John Albert Cousens Explained

John Albert Cousens
Order:6th
President of Tufts College
Term Start:1920
Term End:1937
Predecessor:Hermon Carey Bumpus
Successor:George Stewart Miller
Birth Date:17 November 1874
Birth Place:Brookline, Massachusetts
Death Place:Medford, Massachusetts

John Albert Cousens (November 17, 1874 – July 2, 1937) was an American Universalist businessman and educator who was the sixth president of Tufts College (later Tufts University) from 1919 to 1937.

Life

Cousens was born in Brookline, Massachusetts to Sarah (Wiggen) and John Emmons Cousens, members of the Shawmut Universalist Society. He entered Tufts College in Medford in 1894, but dropped out during his senior year after his father's death in order to run the family coal company, not receiving his B.A. until 1903.

His company flourished, eventually merging with the Metropolitan Coal Company. He gained business experience as its vice president, and served in many high-level positions of the Brookline Savings Bank and other Brookline financial organizations.

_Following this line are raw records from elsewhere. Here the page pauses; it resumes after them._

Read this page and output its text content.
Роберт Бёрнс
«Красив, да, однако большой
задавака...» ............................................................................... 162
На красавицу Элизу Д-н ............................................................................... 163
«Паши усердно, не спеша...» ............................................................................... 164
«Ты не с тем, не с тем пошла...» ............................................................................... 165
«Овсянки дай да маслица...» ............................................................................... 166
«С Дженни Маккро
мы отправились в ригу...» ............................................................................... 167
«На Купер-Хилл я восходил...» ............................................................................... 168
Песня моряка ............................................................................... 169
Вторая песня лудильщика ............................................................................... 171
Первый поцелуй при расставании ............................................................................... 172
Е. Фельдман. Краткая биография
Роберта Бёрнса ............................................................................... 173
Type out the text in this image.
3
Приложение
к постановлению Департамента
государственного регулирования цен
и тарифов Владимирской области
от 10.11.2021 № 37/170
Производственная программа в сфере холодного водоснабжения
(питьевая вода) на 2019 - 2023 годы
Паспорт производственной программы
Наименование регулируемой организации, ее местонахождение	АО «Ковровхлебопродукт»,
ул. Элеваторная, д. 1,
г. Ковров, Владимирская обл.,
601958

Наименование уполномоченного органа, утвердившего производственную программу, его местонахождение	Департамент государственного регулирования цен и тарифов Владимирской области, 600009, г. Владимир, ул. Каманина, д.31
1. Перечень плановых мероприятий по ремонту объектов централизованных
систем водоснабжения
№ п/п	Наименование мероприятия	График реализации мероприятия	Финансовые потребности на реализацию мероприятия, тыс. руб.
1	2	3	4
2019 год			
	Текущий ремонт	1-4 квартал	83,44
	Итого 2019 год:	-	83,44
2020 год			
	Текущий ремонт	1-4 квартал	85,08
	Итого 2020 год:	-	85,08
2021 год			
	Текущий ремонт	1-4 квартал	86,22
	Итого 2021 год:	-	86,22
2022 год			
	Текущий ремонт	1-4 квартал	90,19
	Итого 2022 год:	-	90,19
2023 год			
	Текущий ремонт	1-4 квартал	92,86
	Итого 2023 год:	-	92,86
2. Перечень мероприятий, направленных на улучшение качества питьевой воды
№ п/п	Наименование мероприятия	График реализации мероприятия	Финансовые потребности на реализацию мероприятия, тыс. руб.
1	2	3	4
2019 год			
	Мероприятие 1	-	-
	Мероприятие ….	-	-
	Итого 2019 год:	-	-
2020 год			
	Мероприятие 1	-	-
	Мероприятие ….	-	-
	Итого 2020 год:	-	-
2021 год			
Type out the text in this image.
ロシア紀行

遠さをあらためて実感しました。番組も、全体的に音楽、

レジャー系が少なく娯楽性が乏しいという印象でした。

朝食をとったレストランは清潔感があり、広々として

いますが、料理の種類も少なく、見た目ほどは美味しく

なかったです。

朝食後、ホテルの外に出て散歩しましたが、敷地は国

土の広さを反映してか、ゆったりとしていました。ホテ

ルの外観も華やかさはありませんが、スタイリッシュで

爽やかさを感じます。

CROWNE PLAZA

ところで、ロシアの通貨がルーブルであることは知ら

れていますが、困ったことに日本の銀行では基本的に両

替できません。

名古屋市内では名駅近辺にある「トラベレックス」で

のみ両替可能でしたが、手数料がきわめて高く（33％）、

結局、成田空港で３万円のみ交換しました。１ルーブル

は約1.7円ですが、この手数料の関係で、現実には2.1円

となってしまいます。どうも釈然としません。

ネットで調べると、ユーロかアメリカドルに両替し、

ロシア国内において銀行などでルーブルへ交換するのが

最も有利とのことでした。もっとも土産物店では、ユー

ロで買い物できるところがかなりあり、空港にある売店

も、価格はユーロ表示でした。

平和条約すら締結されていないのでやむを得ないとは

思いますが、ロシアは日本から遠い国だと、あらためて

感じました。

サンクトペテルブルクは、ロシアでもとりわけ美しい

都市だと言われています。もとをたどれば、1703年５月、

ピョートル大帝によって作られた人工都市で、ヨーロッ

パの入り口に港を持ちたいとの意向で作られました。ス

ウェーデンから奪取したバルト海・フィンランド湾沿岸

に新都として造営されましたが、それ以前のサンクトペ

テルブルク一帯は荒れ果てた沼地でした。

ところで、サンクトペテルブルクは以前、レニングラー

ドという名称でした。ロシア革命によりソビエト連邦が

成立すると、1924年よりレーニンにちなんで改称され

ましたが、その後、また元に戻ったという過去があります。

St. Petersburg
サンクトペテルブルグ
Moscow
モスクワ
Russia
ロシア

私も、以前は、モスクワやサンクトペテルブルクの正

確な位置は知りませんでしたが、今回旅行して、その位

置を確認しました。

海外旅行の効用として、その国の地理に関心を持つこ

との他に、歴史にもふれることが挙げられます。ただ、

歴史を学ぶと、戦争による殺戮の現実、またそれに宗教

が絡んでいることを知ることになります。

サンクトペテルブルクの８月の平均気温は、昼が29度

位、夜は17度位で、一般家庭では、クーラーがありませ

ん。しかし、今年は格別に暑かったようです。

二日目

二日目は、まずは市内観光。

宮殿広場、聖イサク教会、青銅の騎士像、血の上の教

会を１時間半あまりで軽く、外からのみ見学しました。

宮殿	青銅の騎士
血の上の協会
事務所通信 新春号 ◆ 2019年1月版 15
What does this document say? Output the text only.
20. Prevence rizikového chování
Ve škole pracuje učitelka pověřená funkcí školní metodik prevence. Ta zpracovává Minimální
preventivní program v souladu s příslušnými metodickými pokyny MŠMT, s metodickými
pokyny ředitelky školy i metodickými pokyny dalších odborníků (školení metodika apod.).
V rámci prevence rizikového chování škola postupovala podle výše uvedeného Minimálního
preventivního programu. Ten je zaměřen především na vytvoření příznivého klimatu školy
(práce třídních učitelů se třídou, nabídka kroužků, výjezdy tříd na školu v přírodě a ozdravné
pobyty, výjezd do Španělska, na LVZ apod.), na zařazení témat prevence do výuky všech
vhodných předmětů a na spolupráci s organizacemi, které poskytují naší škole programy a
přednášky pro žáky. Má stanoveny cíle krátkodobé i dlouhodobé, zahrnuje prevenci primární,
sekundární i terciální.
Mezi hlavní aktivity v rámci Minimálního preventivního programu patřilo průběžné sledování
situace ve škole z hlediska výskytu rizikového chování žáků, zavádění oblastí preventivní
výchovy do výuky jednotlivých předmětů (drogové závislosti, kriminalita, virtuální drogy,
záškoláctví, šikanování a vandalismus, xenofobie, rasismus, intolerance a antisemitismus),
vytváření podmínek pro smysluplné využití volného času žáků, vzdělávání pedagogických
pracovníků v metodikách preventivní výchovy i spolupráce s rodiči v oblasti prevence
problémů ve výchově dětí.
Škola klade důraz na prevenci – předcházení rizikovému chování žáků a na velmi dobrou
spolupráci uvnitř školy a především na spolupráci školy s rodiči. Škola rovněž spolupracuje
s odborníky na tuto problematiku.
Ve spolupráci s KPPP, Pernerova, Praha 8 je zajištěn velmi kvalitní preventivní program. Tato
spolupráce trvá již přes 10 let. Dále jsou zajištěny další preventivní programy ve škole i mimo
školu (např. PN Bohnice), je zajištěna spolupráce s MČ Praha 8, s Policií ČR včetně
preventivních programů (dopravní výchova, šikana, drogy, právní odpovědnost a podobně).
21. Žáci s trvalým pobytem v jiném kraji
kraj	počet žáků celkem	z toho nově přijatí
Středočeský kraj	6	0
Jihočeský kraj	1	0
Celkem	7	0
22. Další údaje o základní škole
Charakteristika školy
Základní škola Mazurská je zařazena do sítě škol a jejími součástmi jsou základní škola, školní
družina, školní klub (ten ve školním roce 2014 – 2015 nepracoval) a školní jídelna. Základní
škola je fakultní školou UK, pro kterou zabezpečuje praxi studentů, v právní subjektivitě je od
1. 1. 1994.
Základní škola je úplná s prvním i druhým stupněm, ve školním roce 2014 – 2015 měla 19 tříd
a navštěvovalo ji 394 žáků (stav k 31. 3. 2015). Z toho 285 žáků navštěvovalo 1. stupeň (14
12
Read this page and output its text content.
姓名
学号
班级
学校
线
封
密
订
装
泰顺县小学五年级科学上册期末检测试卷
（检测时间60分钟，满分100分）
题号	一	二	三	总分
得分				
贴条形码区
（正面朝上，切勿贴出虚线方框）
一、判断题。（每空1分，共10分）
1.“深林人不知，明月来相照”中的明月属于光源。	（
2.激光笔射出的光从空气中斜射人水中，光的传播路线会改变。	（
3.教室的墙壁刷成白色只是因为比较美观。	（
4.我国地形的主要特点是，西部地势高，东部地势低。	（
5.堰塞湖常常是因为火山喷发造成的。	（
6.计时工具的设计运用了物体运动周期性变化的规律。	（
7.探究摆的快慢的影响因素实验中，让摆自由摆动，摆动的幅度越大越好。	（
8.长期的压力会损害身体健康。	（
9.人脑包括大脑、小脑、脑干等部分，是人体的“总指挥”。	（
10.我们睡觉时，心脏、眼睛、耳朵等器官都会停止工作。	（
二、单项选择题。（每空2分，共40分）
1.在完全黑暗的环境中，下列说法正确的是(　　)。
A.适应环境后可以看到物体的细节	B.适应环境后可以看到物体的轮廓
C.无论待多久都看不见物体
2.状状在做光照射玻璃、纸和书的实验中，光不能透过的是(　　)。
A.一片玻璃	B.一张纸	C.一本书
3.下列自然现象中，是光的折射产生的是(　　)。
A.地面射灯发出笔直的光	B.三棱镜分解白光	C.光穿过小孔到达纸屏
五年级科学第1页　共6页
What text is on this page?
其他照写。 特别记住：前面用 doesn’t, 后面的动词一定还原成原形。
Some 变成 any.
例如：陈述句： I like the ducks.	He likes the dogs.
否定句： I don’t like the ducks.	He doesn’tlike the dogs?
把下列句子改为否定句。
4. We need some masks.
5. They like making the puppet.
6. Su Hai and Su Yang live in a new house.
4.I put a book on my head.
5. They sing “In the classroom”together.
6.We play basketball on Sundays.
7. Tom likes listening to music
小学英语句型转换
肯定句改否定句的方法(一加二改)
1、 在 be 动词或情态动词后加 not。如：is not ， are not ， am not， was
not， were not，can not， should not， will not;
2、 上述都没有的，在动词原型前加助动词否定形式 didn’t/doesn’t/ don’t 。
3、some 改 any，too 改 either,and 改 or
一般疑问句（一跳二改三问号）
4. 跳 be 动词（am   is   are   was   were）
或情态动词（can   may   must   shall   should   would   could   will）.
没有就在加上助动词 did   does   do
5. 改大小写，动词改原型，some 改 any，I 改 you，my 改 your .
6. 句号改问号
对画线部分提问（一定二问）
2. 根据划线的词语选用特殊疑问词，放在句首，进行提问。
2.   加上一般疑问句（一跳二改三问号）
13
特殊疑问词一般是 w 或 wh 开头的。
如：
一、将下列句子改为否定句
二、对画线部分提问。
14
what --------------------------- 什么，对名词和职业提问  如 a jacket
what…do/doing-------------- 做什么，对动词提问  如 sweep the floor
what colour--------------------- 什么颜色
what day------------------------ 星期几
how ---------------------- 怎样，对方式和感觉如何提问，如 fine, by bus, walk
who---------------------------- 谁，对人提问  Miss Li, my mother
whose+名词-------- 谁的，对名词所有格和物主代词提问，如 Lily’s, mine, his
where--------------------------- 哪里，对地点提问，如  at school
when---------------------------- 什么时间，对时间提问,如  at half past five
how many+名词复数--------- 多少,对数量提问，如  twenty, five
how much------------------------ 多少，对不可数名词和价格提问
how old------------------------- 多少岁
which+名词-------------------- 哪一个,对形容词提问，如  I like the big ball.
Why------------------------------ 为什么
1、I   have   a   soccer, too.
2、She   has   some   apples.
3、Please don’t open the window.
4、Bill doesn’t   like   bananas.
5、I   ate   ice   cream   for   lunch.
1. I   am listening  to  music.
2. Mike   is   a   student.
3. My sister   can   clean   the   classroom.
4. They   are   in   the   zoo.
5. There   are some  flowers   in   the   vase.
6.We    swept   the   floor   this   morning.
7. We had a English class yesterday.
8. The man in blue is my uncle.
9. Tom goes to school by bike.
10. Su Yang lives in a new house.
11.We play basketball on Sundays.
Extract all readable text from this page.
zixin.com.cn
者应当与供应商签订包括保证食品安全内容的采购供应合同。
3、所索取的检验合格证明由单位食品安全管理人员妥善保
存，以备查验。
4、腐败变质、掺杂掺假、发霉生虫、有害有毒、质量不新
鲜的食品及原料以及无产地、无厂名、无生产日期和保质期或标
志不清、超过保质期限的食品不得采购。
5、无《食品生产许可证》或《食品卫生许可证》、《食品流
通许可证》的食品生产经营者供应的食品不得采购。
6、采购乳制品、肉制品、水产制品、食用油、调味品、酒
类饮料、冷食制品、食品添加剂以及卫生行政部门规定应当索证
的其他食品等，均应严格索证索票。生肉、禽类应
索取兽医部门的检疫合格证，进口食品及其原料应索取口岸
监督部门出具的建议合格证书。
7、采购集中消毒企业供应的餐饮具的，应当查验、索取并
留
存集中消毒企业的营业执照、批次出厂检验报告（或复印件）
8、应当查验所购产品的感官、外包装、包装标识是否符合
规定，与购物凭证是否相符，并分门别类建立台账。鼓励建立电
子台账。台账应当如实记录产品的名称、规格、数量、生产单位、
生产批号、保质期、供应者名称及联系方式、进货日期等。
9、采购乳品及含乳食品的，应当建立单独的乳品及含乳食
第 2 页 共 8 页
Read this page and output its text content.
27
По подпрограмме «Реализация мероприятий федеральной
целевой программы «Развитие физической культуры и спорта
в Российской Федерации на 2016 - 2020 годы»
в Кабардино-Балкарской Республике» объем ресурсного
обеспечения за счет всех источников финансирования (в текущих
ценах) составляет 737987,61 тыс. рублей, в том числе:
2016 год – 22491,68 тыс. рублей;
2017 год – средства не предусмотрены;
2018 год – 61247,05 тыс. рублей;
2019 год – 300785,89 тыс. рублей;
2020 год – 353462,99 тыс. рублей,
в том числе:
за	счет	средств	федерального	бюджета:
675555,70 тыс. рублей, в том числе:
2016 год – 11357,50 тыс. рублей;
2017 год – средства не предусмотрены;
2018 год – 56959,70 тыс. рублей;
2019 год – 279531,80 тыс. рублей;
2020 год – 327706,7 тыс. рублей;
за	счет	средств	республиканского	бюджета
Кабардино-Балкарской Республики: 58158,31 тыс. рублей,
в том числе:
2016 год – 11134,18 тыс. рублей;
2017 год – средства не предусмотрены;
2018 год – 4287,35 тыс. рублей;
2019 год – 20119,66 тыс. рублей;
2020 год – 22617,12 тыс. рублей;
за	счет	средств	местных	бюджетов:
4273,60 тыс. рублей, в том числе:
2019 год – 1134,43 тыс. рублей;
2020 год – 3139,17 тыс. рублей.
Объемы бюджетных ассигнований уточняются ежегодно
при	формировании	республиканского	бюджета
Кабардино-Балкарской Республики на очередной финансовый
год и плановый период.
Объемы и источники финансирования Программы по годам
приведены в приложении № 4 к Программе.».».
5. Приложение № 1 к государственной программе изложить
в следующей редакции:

He married Elizabeth Frances Edwards in 1906 and they raised their niece Isabel Jean but had no other children. He was a member of the Audubon Society, the American Museum of Natural History, the Massachusetts Horticultural Society, and the Massachusetts Society for the Prevention of Cruelty to Animals.

Presidency

As an alumnus of Tufts, Cousens was involved in many aspects of alumni operations, and became a trustee in 1911, serving on the finance committee, the board of visitors to the medical school, and the executive committee. He was thus a potential replacement for the office of president upon the resignation of Hermon Carey Bumpus in 1919.

He was initially appointed acting president due to the trustees' concern over his lack of experience in education, but within a year impressed them enough to make him president.

His presidency coincided with the Great Depression, but he managed to keep the college's finances in good shape and modestly improve the campus, adding one building to the campus each year, including the Cousens Gymnasium, built in 1931–1932.

During Cousens' presidency, Tufts remained a small regional institution. However, he began administrative reforms that later allowed Tufts to grow into an international university, including taking the management and day-to-day operations of the college from the trustees and putting them in the hands of a centralized administration. He also attempted to institute academic reforms such as a more competitive three-tier system that base Bachelor's and professional degrees on stricter expectations of quality work; however, these and other controversial curriculum reforms failed due to faculty opposition.

He also oversaw the 1930 creation of the New England Medical Center, a joint operation of the Tufts Medical School, the Boston Dispensary, and the Boston Floating Hospital. In 1933, the Fletcher School of Law and Diplomacy was established jointly with Harvard Law School.

Cousens courted alumni and students, writing for the alumni magazine and the weekly newspaper and giving students, including the poet John Holmes, private financial aid.

Death

He died while in office on July 2, 1937, of a heart attack, and the funeral service was held at Goddard Chapel. The trustees passed a resolution stating that "Tufts has been a small college, but it will be a great college in its ultimate achievement because John Cousens loved it."